The main aim of the project is to extend high-speed broadband to rural areas and reduce the gap between urban and rural broadband speeds.

Gavin Patterson, BT's CEO, said in a statement: "Getting fibre to rural areas is hard, and often complex, work but we are making great progress. Our engineers are busy, from Hampshire to the Highlands, connecting homes and businesses whatever the challenge.

"We are laying undersea cables to the Outer Hebrides, reaching remote villages in Wales and transforming rural areas across England."

Although the installation contracts were devolved to regional organisations for competitive tenders, BT secured all of them, after Japan's Fujitsu withdrew. As a result, BT has contributed the largest amount to funding Superfast Broadband. The rest has come from BDUK, regional councils, and the European Union.
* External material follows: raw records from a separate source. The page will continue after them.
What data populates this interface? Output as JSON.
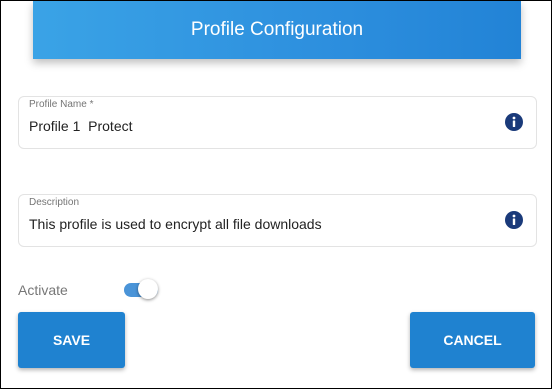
{
  "header": {
    "title": "Profile Configuration"
  },
  "fields": {
    "profile_name": {
      "label": "Profile Name *",
      "value": "Profile 1  Protect",
      "icon": "info-icon"
    },
    "description": {
      "label": "Description",
      "value": "This profile is used to encrypt all file downloads",
      "icon": "info-icon"
    }
  },
  "activate": {
    "label": "Activate",
    "enabled": true
  },
  "buttons": {
    "save_label": "SAVE",
    "cancel_label": "CANCEL"
  },
  "colors": {
    "accent": "#1f82d0",
    "info_icon": "#1a3a7a",
    "toggle_track": "#4a94d8"
  }
}
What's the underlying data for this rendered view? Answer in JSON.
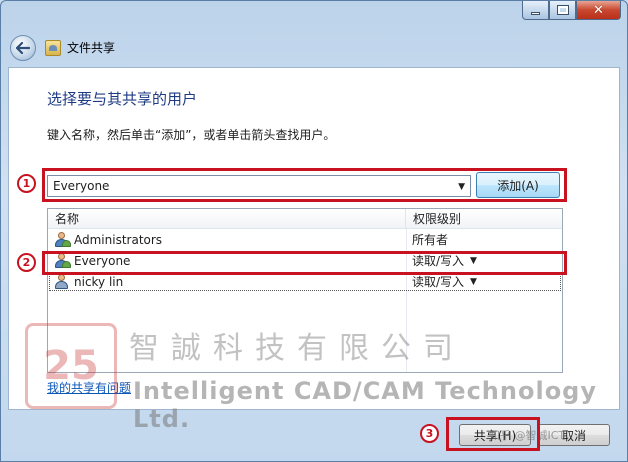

Wales has made the largest number of connections so far, with 190,393, followed by North Yorkshire with 133,000. The worst result is from the Isle of Wight, which claims zero connections.

The IoW's council was the last of the 45 areas to sign a contract, and says its "intervention area" includes "20,179 premises or roughly 30 percent of the area not already covered by BT Openreach's commercial roll-out, which is already underway on the Island".

The UK's environment secretary, Elizabeth Truss, said: "Today’s milestone shows just how far we’ve come in bringing faster, more reliable broadband to communities across the country. This investment will make a real difference to the rural economy, changing the way that businesses and consumers can use the internet and securing a better future for Britain."

Ofcom, the UK regulator, said that at the end of March 2014, the UK had 6.1 million superfast broadband connections, an increase of 58 percent compared to the same quarter in 2013. The government hopes that 99 percent of UK premises will have access to superfast broadband by 2018.

It is counting "superfast broadband" as speeds of 24Mbps or more, rather than 50-100Mbps. The European Commission's target is that every home in the European Union will have access to 30Mbps broadband by the end of the decade, with at least half of those capable of 100Mbps.

This will be hard for the UK to achieve. The superfast broadband rollout is based on FTTC (fibre to the cabinet) not FTTH or FTTP (fibre to the home/premises). The UK is well behind most European nations in installing FTTP.